L'inconfondibile tristezza della torta al limone
Rosie non poteva crederci a quello che stava capitando nella sua bocca, subito dopo aver staccato e mangiato un pezzettino della torta al cioccolato e limone preparata per il suo compleanno (nove anni!) dalla mamma. Non poteva crederci ma quello che sentiva affiorare, sotto il sapore del cioccolato, sotto il limone freschissimo, era il sapore della piccolezza, del rattrappirsi, una spirale di pensieri che finivano in un buco. “Sa di vuoto” aveva risposto a sua madre che, vedendola accucciata triste in cucina, le aveva chiesto cosa avesse. Da quel giorno, Rose capì di avere un potere particolare: riusciva a sentire le emozioni delle persone mangiando il cibo che avevano preparato. Siamo a Los Angeles: la famiglia di Rose non ha nulla di diverso dalle altre famiglie che si  succedono una dopo l'altra lungo Santa Monica Boulevard. Un padre solido e “fermo” al limite dell'ottusità, una madre casalinga e infelice, un fratello nerd, solitario e perennemente chiuso nella sua stanza. Assediata dalle emozioni degli altri, Rose trova la sua isola di pace nel distributore automatico di cibi confezionati. La produzione industriale, l'assenza dell'elemento umano sono per lei un'iniziale salvezza. Quello che faremmo tutti, se ci trovassimo esposti senza difesa, senza pelle, senza uno scudo di fronte al dolore degli altri. Metterci al riparo dalla realtà delle relazioni umane, nascondendoci fra le braccia inanimate e tranquillizzanti di una vita priva di persone. Quello che cerca di fare Joseph, chiuso nella sua stanza per tutte quelle ore...

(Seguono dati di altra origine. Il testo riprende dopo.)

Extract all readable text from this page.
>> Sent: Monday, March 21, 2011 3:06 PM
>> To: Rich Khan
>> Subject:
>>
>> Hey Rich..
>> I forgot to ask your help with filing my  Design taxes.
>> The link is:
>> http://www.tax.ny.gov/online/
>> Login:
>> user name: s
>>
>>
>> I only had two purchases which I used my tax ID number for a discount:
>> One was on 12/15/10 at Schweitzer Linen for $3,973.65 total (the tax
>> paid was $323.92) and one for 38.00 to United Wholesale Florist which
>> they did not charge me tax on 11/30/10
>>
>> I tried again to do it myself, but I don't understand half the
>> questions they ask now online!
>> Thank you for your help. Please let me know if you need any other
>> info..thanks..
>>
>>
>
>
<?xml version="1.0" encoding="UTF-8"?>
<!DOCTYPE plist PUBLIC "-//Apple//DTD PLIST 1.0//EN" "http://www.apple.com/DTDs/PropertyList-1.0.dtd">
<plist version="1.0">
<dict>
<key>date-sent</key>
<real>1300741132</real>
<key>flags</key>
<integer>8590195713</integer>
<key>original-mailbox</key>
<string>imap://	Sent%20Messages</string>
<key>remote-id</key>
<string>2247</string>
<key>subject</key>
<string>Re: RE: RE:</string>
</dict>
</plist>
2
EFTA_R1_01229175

È un libro perfetto, come un impasto ben riuscito, questo preparato dalle mani di Aimee Bender. Due signori ingredienti ben amalgamati, la realtà e il sovrannaturale. Un piccolo capolavoro stilistico, che riesce a far parlare una bambina di 9 anni con la maturità di un adulto senza che vada perduta la tenerezza e la semplicità tipiche di quell'età. Ti viene voglia di stringerla, la piccola Rose, perché lo senti davvero il suo panico quando tenta di strapparsi la bocca, perché il mondo, con tutte le sue informazioni, la colpisce in modo diretto, in pieno viso, nella bocca, a lei che è solo una bambina. Sì, perché Rose parla di “informazioni”. Emozioni e informazioni. A ben guardare proprio quello che ciascun essere umano comincia a ricevere intorno a quell'età, quando gli si palesano alcune cose per la prima volta. Quindi, non provate neanche a raccontarci che quello che stiamo leggendo è una storia immaginaria, frutto del “limite” benderiano di non saper scegliere fra il registro del realismo e quello della metafora. Kafka allora? E Murakami? Calvino? Come dice in una bella intervista sul sito di minimum fax, Aimee Bender preferisce inclinarla, la lente attraverso cui vedere la realtà. L'immagine che guarderà non sarà perfettamente fedele, ma le darà modo di vedere cose che altrimenti non vedrebbe. Dettagli che andrebbero persi, se venissero mantenute le giuste proporzioni. Aimee Bender parla di cose estremamente reali. Punto. La scomparsa di Joseph all'interno di una sedia è la cosa più dolorosa che io abbia letto in questo anno. Mai la narrazione di un suicidio è riuscita ad essere così diretta come in questo caso.  Al contrario di Joseph, Rose riesce a trovare un modo per “stare” al mondo. Ed è la cosa più difficile, per gli esseri sensibili, restare nel mondo.